However it’s not as sinister as it’s been made out to be and there are a number of factors at work that have combined to create quite an internet storm for poor old Facebook.
So what’s going on?
This all started because Facebook wants to stop people using the instant chat feature inside Facebook on their phone to privately send and receive messages. They want to move users directly onto the standalone Messenger app. To do this, users must download the app and agree to the permissions in the Terms of Service.
It is because Facebook are now forcing its users to download the standalone app, that suddenly users have become aware of the extent of the permissions. The terms of Messenger app are not new. In fact if you’re using the app, you have already agreed to these permissions. The report that first outlined the permissions was actually published in 2013! And they are not the only ones who seek such detailed permissions either. If you’re worried, perhaps some security on your mobile is the way to go, it means you can worry less about some of the stuff that Facebook is doing. Personally I use Avast to secure my phone because I use it on my PC as well. It has lots of features plus it is EASY to use!

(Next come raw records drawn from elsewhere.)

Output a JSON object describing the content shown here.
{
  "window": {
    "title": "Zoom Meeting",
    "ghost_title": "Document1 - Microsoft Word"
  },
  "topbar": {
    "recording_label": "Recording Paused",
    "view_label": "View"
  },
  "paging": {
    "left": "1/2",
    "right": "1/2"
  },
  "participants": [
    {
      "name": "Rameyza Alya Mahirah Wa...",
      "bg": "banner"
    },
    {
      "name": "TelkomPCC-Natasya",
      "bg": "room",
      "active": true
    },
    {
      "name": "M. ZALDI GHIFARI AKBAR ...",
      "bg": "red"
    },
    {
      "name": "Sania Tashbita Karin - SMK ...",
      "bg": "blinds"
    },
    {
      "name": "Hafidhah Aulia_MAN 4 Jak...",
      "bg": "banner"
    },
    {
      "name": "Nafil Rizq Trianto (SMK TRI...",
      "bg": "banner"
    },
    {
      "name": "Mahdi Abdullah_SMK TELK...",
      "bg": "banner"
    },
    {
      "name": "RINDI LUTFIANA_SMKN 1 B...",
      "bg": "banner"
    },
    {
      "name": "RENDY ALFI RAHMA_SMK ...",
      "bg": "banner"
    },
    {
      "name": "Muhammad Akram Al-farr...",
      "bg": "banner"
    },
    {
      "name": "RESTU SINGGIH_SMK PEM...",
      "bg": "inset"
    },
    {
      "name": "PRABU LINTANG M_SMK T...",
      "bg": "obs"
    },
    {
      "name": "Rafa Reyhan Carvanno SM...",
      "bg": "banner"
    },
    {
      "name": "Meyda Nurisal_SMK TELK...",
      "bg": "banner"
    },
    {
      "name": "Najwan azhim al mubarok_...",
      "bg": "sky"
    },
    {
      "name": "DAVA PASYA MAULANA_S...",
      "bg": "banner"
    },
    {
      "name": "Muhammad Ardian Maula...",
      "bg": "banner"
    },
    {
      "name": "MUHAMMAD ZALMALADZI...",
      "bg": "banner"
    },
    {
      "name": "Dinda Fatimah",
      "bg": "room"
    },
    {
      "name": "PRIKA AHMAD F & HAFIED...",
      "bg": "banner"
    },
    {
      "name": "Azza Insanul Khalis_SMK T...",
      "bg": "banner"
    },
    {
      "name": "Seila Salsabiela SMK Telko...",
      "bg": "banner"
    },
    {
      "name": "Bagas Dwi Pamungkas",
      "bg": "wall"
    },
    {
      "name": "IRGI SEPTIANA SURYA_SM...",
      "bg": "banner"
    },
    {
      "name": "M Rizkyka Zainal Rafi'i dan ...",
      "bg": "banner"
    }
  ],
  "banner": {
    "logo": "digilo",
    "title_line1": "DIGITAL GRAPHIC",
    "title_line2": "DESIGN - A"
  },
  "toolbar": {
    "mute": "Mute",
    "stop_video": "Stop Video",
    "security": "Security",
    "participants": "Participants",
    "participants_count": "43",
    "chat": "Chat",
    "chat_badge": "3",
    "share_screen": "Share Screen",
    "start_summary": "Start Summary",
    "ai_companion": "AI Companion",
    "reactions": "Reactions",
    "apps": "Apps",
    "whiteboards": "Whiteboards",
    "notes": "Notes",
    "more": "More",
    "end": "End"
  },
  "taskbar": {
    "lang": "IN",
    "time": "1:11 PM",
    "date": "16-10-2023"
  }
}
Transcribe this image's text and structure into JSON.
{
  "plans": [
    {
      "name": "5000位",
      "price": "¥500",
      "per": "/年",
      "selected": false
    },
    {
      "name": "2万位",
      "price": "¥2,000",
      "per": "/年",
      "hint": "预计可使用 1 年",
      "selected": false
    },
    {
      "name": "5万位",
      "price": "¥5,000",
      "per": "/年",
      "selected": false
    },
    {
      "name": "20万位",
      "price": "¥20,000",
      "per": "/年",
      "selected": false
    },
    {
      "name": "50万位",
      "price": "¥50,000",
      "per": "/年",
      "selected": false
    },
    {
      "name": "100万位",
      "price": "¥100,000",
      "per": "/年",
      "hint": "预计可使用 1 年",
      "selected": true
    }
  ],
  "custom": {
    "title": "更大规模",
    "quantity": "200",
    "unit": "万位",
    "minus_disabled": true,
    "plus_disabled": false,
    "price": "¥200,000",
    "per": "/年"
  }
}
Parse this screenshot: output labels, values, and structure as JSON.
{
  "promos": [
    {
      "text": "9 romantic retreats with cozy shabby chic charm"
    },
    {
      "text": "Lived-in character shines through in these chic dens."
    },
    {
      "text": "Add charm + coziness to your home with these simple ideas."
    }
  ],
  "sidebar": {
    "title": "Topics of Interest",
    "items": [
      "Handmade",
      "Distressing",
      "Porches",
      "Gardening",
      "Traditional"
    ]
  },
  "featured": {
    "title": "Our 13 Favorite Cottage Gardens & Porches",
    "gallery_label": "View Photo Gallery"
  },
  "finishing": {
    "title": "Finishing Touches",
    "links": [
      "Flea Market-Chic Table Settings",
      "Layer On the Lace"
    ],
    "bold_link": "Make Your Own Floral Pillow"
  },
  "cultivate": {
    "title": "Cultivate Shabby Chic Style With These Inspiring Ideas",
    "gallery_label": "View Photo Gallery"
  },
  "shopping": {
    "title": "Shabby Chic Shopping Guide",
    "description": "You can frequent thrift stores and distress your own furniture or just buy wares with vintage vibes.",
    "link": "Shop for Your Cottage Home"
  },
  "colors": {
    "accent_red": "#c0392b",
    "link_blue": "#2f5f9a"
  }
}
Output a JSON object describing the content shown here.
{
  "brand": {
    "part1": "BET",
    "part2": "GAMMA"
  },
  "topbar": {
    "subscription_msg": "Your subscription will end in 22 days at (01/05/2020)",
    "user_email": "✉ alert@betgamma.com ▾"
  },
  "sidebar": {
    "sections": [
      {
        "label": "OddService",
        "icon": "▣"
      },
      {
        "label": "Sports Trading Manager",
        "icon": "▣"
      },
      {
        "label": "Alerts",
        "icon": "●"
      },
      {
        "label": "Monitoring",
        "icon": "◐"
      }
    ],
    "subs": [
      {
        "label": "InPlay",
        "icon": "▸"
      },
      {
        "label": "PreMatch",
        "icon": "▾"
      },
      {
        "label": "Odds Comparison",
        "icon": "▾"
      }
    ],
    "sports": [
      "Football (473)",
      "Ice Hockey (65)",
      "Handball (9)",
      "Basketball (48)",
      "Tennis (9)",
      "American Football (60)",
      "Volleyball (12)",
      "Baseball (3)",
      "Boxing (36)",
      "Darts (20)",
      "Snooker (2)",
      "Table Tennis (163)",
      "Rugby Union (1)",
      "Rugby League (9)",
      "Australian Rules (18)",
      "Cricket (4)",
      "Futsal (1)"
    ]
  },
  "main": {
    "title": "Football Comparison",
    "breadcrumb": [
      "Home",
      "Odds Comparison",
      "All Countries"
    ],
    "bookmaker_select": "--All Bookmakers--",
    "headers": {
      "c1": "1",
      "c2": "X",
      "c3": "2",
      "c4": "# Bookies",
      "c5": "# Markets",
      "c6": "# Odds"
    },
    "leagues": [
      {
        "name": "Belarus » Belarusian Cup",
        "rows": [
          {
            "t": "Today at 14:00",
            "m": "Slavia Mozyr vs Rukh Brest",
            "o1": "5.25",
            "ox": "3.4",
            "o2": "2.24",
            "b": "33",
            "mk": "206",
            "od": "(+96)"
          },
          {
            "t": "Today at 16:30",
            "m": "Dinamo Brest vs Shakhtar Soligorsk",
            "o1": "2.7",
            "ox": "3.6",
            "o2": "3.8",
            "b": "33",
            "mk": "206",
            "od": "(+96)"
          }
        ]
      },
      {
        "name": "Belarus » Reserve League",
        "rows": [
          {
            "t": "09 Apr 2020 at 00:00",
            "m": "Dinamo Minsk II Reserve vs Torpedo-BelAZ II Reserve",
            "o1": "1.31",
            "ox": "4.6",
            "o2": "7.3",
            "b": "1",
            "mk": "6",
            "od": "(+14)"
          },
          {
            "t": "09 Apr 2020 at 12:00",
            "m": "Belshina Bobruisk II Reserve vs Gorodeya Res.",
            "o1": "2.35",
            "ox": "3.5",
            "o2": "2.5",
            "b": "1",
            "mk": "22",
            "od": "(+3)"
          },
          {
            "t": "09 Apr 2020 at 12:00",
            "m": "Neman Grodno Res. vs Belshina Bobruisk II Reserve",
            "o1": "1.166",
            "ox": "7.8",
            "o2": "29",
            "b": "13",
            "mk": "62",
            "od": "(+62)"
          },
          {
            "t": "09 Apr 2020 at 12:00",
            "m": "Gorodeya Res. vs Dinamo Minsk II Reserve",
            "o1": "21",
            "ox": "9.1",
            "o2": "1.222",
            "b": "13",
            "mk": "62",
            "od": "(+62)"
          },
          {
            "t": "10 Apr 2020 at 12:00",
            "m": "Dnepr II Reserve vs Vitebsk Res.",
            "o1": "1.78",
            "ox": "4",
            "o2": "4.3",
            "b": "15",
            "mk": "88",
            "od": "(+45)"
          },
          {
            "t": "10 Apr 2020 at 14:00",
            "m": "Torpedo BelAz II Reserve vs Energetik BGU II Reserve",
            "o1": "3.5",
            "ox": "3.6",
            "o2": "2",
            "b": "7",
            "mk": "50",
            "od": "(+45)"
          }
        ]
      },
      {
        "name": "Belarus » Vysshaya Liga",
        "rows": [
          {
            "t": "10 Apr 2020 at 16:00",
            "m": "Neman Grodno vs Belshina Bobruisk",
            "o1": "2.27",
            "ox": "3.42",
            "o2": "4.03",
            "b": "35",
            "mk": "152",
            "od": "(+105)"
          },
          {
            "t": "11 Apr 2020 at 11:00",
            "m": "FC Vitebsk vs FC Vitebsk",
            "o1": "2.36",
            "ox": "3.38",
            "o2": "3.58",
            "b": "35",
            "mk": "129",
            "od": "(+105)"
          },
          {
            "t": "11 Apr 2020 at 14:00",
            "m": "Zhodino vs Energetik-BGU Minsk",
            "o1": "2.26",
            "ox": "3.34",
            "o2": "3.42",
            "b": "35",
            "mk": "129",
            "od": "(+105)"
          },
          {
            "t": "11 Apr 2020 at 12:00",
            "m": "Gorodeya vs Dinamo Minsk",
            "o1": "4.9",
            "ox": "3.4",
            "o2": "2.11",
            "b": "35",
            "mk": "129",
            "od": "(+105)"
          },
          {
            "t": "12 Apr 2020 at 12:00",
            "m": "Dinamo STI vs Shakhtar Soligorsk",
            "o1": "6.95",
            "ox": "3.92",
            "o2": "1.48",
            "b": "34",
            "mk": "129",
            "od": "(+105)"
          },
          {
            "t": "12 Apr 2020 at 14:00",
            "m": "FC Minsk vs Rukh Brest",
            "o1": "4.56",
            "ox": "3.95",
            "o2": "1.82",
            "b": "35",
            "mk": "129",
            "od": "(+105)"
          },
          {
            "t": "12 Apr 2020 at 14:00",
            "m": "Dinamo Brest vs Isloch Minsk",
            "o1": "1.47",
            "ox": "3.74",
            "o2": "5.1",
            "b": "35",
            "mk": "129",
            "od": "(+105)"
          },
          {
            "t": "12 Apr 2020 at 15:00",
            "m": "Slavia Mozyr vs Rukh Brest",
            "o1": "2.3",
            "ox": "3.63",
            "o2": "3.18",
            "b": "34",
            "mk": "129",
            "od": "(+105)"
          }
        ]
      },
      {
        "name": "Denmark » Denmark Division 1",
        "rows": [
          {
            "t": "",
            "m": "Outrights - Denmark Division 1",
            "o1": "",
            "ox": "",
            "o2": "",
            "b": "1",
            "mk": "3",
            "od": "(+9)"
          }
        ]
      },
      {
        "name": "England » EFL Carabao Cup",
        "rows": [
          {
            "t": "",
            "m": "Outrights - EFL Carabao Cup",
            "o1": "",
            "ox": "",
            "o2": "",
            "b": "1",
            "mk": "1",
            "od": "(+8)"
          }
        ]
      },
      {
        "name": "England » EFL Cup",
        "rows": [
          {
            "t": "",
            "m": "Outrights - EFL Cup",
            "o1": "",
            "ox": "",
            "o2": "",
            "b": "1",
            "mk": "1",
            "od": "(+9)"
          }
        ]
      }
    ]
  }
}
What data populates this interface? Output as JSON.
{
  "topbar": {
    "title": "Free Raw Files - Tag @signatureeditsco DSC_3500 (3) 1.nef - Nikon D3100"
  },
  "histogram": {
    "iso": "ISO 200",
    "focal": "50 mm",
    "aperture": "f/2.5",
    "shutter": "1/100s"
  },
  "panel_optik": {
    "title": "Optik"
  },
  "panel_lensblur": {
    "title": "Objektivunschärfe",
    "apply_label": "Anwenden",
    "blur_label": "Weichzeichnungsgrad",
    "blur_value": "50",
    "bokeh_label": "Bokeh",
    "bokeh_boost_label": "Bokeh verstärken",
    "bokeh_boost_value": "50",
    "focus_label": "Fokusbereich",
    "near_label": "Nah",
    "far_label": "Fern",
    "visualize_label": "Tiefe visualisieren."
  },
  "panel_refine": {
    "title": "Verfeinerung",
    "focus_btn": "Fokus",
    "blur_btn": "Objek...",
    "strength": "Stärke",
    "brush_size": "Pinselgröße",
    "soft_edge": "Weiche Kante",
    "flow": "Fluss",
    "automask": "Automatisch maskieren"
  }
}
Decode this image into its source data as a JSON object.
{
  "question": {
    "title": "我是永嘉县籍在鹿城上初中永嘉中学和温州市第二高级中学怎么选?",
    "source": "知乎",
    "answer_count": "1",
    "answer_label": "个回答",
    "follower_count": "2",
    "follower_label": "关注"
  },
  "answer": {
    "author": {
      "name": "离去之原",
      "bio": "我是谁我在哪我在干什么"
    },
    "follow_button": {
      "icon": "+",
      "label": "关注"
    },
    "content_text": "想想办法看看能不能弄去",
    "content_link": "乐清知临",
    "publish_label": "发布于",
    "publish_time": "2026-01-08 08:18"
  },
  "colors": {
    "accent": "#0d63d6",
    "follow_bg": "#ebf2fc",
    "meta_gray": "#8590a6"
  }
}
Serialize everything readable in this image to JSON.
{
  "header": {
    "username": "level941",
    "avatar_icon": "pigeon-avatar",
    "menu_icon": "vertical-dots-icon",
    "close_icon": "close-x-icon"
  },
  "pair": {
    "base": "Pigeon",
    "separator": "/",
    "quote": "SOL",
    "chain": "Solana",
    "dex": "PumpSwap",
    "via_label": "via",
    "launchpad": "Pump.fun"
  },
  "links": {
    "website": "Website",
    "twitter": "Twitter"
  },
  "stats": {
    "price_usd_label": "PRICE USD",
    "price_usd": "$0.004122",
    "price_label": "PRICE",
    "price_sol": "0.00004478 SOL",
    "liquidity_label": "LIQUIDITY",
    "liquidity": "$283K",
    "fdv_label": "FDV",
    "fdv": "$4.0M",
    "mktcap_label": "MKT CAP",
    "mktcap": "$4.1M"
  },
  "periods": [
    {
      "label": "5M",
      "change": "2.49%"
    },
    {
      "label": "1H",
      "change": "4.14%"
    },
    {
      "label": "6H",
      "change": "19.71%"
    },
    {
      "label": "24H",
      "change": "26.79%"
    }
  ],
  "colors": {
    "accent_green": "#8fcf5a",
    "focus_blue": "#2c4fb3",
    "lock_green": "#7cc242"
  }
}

So if you haven’t received any notifications on your mobile from Facebook when you try and use the app on your phone, you soon will. If you don’t download and install it, then you will be prevented from sending messages through the app using your mobile.
So Facebook isn’t taking control of my phone?
I don’t believe that is an attempt by Facebook to suddenly start dialling your phone or invading your privacy unduly. Rather it is a move calculated to boost its share of the messaging market. Viber, Snapchat and WhatsApp (which Facebook acquired last year) has seen the use of traditional SMS drop sharply. This is Facebook’s somewhat clumsy attempt to lock in users to their own messaging service. And sometimes as Facebook is wont to do, it has generated both fear and bad publicity for itself by not explaining its motives correctly and clearly.
Facebook says that these fears “are based on misinformation” and the language used is due to Android’s rigid policy on permissions. “Almost all apps need certain permissions to run on Android, and we use these permissions to run features in the app. Keep in mind that Android controls the way the permissions are named, and the way they’re named doesn’t necessarily reflect the way the Messenger app and other apps use them,” a company statement said.
And remember the change will only affect those who use the mobile app on Android and iOS. This will not affect Mobile web, Windows Phone, Facebook for iPad, feature phone and desktop users.
So what will you do?
Messages will be appearing from Facebook in the next few weeks urging the users of the app to download the standalone Messenger version. Some have decided that it’s a step too far and deleted the app completely, some have just accepted it and moved on. So now that you have a little more information on the issue……what will do you do?